Personality traits are attributes of a person that are reasonably characteristic of the person, enduring over time, and relatively consistent across situations. Our patterns of thinking, feeling, and behaving emerge from these “default settings.”
Psychological researchers (e.g., Costa & McCrae, 2010) have identified five primary personality traits that do a good job of describing an individual comprehensively. However, each of these “Big-5” traits can be broken down into sub-traits to allow for more granularity in describing a given individual. Sub-traits within a particular Big-5 domain, known as facets, frequently correlate with one another, but not always. For example, most people who are high in self-consciousness also tend to be high in anxiety, but this is not true for 100% of people.

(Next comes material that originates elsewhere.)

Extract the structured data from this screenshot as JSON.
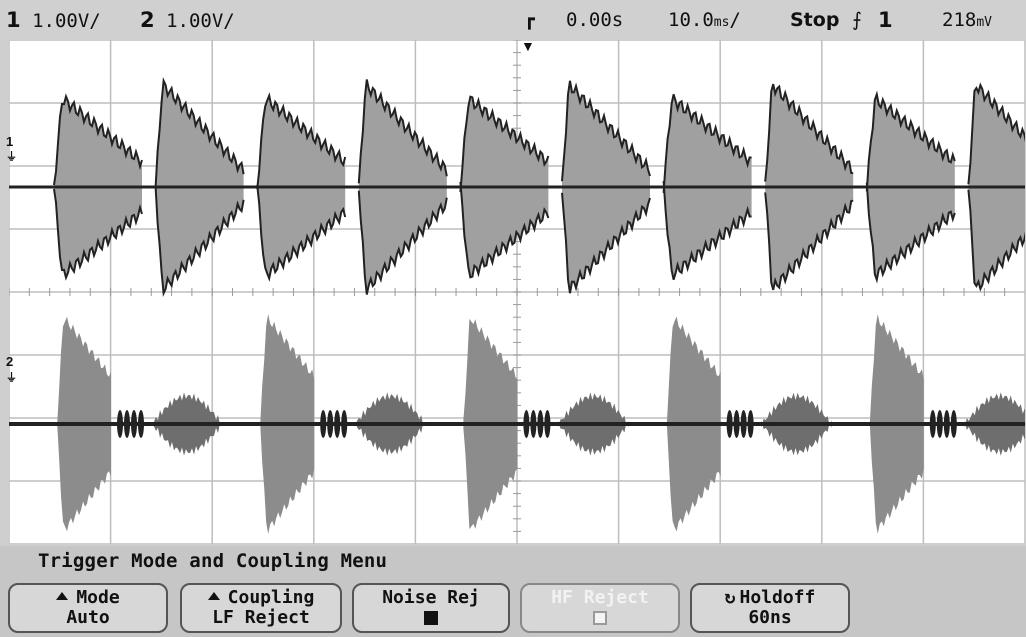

This article examines the six facets within the Conscientiousness domain: competence, orderliness, dutifulness, achievement striving, self-discipline, and deliberate decision-making.
An individual who is high in competence feels capable, effective, and well-prepared to deal with life. Low scorers have a lower opinion of their abilities and frequently feel unprepared and inept.
High scorers on this scale are neat, tidy, and well-organized. Low scorers have difficulty getting organized and describe themselves as unmethodical.
Dutiful individuals adhere strictly to their ethical principles and carefully fulfill their moral obligations as they understand them. Low scorers are more casual about such matters and may present as somewhat undependable or unreliable.
C4: Achievement Striving
Individuals who score high on this facet maintain high aspirations for themselves and work hard to achieve their goals. They are diligent and purposeful and have a sense of direction in life. Very high scorers, however, run the risk of becoming workaholics. Low scorers are lackadaisical and perhaps even lazy. They are not driven to succeed. They lack ambition and may seem aimless, but they are often perfectly content with their low levels of achievement.
Self-discipline refers to motivation — an individual’s ability to begin tasks and carry them through to completion, despite boredom or other distractions. High scorers can motivate themselves to start and finish their work. Low scorers procrastinate, and are also easily discouraged and quick to quit. People with low levels of self-discipline may know what they should do, but cannot force themselves to do it.
The final facet of conscientiousness is deliberation — the tendency to think carefully before acting. High scorers on this facet are cautious in their decision-making. Low scorers are hasty and often speak or act without considering the consequences.